Most animals do not eat continuously, so they can be either in an absorptive state (food in the gut) or in a postabsorptive state (no food in the gut). Nutrient requirements for energy metabolism and biosynthesis are continuous, however. Thus nutrient traffic must be controlled so that reserves accumulate in the liver, muscle, and adipose (fat) tissue while the animal is in the absorptive state and are then used efficiently during the postabsorptive state. When fuel molecules are abundant in the blood, the liver stores them in the form of glycogen and fats. The liver also synthesizes blood plasma proteins from circulating amino acids. When levels of fuel molecules in the blood decline, the liver taps its reserves and delivers nutrients into the blood.

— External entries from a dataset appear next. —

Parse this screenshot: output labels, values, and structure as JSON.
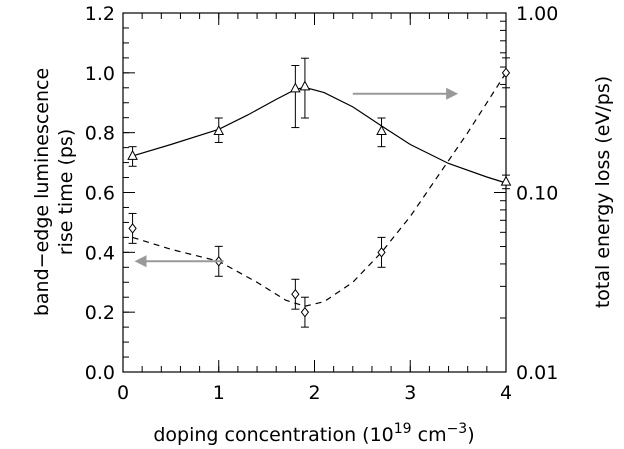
{
  "chart_data": {
    "type": "scatter",
    "xlabel": "doping concentration (10",
    "xlabel_exp1": "19",
    "xlabel_unit": " cm",
    "xlabel_exp2": "−3",
    "xlabel_close": ")",
    "ylabel_left_line1": "band−edge luminescence",
    "ylabel_left_line2": "rise time (ps)",
    "ylabel_right": "total energy loss (eV/ps)",
    "xlim": [
      0,
      4
    ],
    "ylim_left": [
      0,
      1.2
    ],
    "ylim_right": [
      0.01,
      1.0
    ],
    "right_axis_scale": "log",
    "x_ticks": [
      "0",
      "1",
      "2",
      "3",
      "4"
    ],
    "y_left_ticks": [
      "0.0",
      "0.2",
      "0.4",
      "0.6",
      "0.8",
      "1.0",
      "1.2"
    ],
    "y_right_ticks": [
      "0.01",
      "0.10",
      "1.00"
    ],
    "series": [
      {
        "marker": "triangle",
        "line_style": "solid",
        "axis": "right",
        "points": [
          {
            "x": 0.1,
            "y": 0.16,
            "err_low": 0.14,
            "err_high": 0.18
          },
          {
            "x": 1.0,
            "y": 0.22,
            "err_low": 0.19,
            "err_high": 0.26
          },
          {
            "x": 1.8,
            "y": 0.38,
            "err_low": 0.23,
            "err_high": 0.51
          },
          {
            "x": 1.9,
            "y": 0.39,
            "err_low": 0.26,
            "err_high": 0.56
          },
          {
            "x": 2.7,
            "y": 0.22,
            "err_low": 0.18,
            "err_high": 0.26
          },
          {
            "x": 4.0,
            "y": 0.115,
            "err_low": 0.105,
            "err_high": 0.125
          }
        ],
        "curve_x": [
          0.1,
          0.5,
          1.0,
          1.3,
          1.6,
          1.8,
          1.9,
          2.1,
          2.4,
          2.7,
          3.0,
          3.4,
          3.8,
          4.0
        ],
        "curve_y": [
          0.16,
          0.185,
          0.225,
          0.27,
          0.33,
          0.375,
          0.385,
          0.36,
          0.3,
          0.235,
          0.185,
          0.145,
          0.122,
          0.113
        ]
      },
      {
        "marker": "diamond",
        "line_style": "dashed",
        "axis": "left",
        "points": [
          {
            "x": 0.1,
            "y": 0.48,
            "err_low": 0.43,
            "err_high": 0.53
          },
          {
            "x": 1.0,
            "y": 0.37,
            "err_low": 0.32,
            "err_high": 0.42
          },
          {
            "x": 1.8,
            "y": 0.26,
            "err_low": 0.21,
            "err_high": 0.31
          },
          {
            "x": 1.9,
            "y": 0.2,
            "err_low": 0.15,
            "err_high": 0.25
          },
          {
            "x": 2.7,
            "y": 0.4,
            "err_low": 0.35,
            "err_high": 0.45
          },
          {
            "x": 4.0,
            "y": 1.0,
            "err_low": 0.95,
            "err_high": 1.05
          }
        ],
        "curve_x": [
          0.1,
          0.5,
          1.0,
          1.4,
          1.7,
          1.9,
          2.1,
          2.4,
          2.7,
          3.0,
          3.3,
          3.6,
          3.9,
          4.0
        ],
        "curve_y": [
          0.45,
          0.41,
          0.37,
          0.3,
          0.24,
          0.22,
          0.235,
          0.3,
          0.4,
          0.52,
          0.66,
          0.8,
          0.95,
          1.0
        ]
      }
    ],
    "arrows": [
      {
        "direction": "right",
        "points_to_axis": "right",
        "from": [
          2.4,
          0.93
        ],
        "to": [
          3.5,
          0.93
        ]
      },
      {
        "direction": "left",
        "points_to_axis": "left",
        "from": [
          1.05,
          0.37
        ],
        "to": [
          0.12,
          0.37
        ]
      }
    ],
    "colors": {
      "line": "#000000",
      "arrow": "#999999"
    }
  }
}
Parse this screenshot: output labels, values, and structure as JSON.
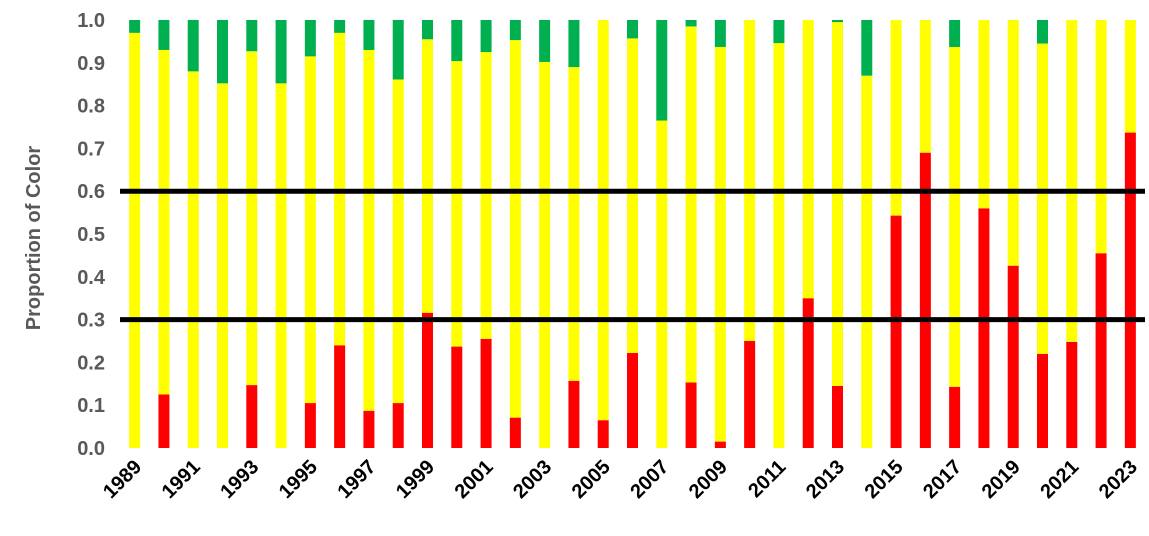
{
  "chart_data": {
    "type": "bar",
    "stacked": true,
    "ylabel": "Proportion of Color",
    "xlabel": "",
    "ylim": [
      0,
      1
    ],
    "yticks": [
      "0.0",
      "0.1",
      "0.2",
      "0.3",
      "0.4",
      "0.5",
      "0.6",
      "0.7",
      "0.8",
      "0.9",
      "1.0"
    ],
    "categories": [
      "1989",
      "1990",
      "1991",
      "1992",
      "1993",
      "1994",
      "1995",
      "1996",
      "1997",
      "1998",
      "1999",
      "2000",
      "2001",
      "2002",
      "2003",
      "2004",
      "2005",
      "2006",
      "2007",
      "2008",
      "2009",
      "2010",
      "2011",
      "2012",
      "2013",
      "2014",
      "2015",
      "2016",
      "2017",
      "2018",
      "2019",
      "2020",
      "2021",
      "2022",
      "2023"
    ],
    "xtick_labels": [
      "1989",
      "1991",
      "1993",
      "1995",
      "1997",
      "1999",
      "2001",
      "2003",
      "2005",
      "2007",
      "2009",
      "2011",
      "2013",
      "2015",
      "2017",
      "2019",
      "2021",
      "2023"
    ],
    "series": [
      {
        "color": "#ff0000",
        "values": [
          0.0,
          0.125,
          0.0,
          0.0,
          0.147,
          0.0,
          0.105,
          0.24,
          0.087,
          0.105,
          0.316,
          0.237,
          0.255,
          0.071,
          0.0,
          0.157,
          0.065,
          0.222,
          0.0,
          0.153,
          0.015,
          0.25,
          0.0,
          0.35,
          0.145,
          0.0,
          0.543,
          0.69,
          0.143,
          0.56,
          0.426,
          0.22,
          0.248,
          0.455,
          0.737
        ]
      },
      {
        "color": "#ffff00",
        "values": [
          0.97,
          0.805,
          0.88,
          0.852,
          0.78,
          0.852,
          0.81,
          0.73,
          0.843,
          0.756,
          0.639,
          0.667,
          0.67,
          0.882,
          0.902,
          0.733,
          0.935,
          0.735,
          0.765,
          0.832,
          0.922,
          0.75,
          0.946,
          0.65,
          0.85,
          0.87,
          0.457,
          0.31,
          0.794,
          0.44,
          0.574,
          0.725,
          0.752,
          0.545,
          0.263
        ]
      },
      {
        "color": "#00b050",
        "values": [
          0.03,
          0.07,
          0.12,
          0.148,
          0.073,
          0.148,
          0.085,
          0.03,
          0.07,
          0.139,
          0.045,
          0.096,
          0.075,
          0.047,
          0.098,
          0.11,
          0.0,
          0.043,
          0.235,
          0.015,
          0.063,
          0.0,
          0.054,
          0.0,
          0.005,
          0.13,
          0.0,
          0.0,
          0.063,
          0.0,
          0.0,
          0.055,
          0.0,
          0.0,
          0.0
        ]
      }
    ],
    "reference_lines": [
      0.3,
      0.6
    ],
    "grid": false,
    "legend": "none"
  }
}
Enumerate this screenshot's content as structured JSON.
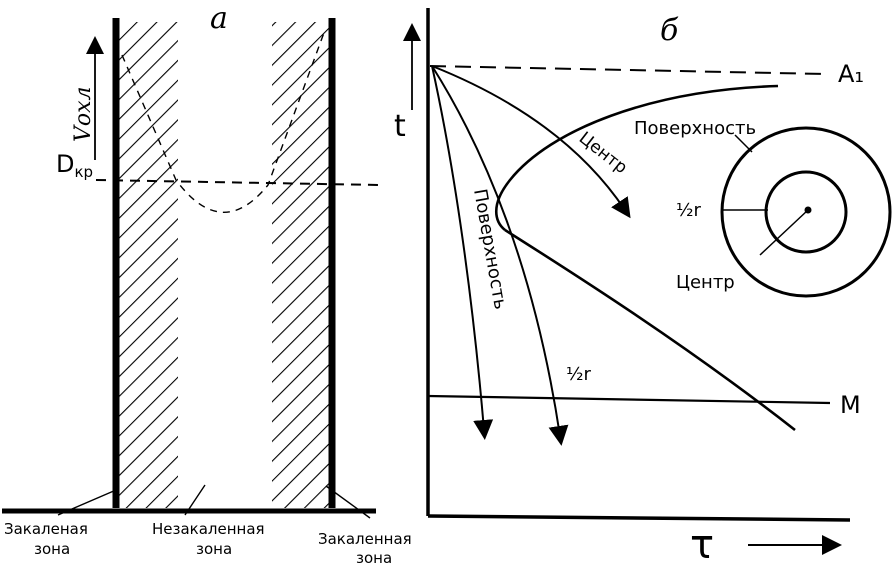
{
  "panel_a": {
    "letter": "а",
    "axis_label": "Vохл",
    "dkr_main": "D",
    "dkr_sub": "кр",
    "label_left_1": "Закаленая",
    "label_left_2": "зона",
    "label_mid_1": "Незакаленная",
    "label_mid_2": "зона",
    "label_right_1": "Закаленная",
    "label_right_2": "зона"
  },
  "panel_b": {
    "letter": "б",
    "y_axis_label": "t",
    "x_axis_label": "τ",
    "a1_label": "A₁",
    "m_label": "M",
    "curve_surface_vertical": "Поверхность",
    "curve_half_r": "½r",
    "curve_center": "Центр",
    "curve_surface_top": "Поверхность",
    "circle_half_r": "½r",
    "circle_center": "Центр"
  },
  "colors": {
    "ink": "#000000",
    "paper": "#ffffff"
  }
}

The liver has an enormous capacity to interconvert fuel molecules. Liver cells convert monosaccharides into either glycogen or fats during the absorptive state and then can reverse the process, returning glucose to the blood during the postabsorptive state. The liver can also convert certain amino acids and some other molecules, such as pyruvate and lactate, into glucose—the process of gluconeogenesis (see Figure 9.14). Gluconeogenesis provides an indirect pathway for exercising muscle to contribute to blood glucose levels. At high levels of aerobic activity, muscle cells break down their stores of glycogen to provide glucose for metabolic fuel. The glucose released from muscle glycogen, however, has to be used in the cells that produce it. Glucose cannot leave muscle cells as it can leave liver cells. However, when the activity of the muscle becomes anaerobic, pyruvate and lactate build up, leave muscle cells, and enter the circulation. Circulating pyruvate and lactate are taken up by the liver and converted to glucose that can then move out of the liver cells, circulate in the blood, and be taken up by muscle cells.